9. A cell concentration sensing system for a microbial manufacturing process based on experience transfer, characterized in that, Includes the following modules: The model building module is used to preprocess historical data of the microbial manufacturing process, build a general model for predicting cell concentration, train the model parameters of the source system based on historical data of the source system, and establish the model structure of the target system. The difference quantification and empirical modeling module is used to quantify the model differences between the source system and the target system based on the general model for predicting bacterial cell concentration, and to construct a unified empirical transfer probability framework by introducing latent variables. The parameter iterative estimation module is used to estimate the target system parameters through iterative calculation based on the empirical transfer probability framework until the target system model parameters converge.
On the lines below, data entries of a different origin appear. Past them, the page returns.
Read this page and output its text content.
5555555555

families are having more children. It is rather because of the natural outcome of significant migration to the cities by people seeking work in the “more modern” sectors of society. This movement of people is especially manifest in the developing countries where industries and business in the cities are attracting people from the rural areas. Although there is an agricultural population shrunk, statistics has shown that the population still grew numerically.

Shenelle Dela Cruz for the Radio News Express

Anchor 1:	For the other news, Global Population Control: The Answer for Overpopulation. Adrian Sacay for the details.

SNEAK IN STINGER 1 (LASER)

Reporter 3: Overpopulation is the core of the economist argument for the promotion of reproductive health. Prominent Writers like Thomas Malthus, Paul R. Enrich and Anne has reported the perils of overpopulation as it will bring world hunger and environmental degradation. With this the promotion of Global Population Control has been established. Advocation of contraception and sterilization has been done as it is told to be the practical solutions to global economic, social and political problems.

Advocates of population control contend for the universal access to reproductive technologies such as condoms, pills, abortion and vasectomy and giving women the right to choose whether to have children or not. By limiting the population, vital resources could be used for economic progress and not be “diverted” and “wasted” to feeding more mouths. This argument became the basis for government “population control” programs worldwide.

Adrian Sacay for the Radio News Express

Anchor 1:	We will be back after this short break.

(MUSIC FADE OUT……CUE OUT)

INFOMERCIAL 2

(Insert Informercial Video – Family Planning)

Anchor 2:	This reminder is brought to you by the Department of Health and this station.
The sensing and result output module is used to substitute the converged target system model parameters into the general model to construct an online soft sensor. The online soft sensor is used to collect process auxiliary variable data of the target system in real time, and the real-time sensing value of bacterial cell concentration is calculated and output based on the collected data.
10. A computer storage medium, characterized in that, The computer storage medium stores a computer software product, the computer software product including several instructions for causing a computer device to execute the cell concentration sensing method for microbial manufacturing process based on experience transfer as described in any one of claims 1 to 8.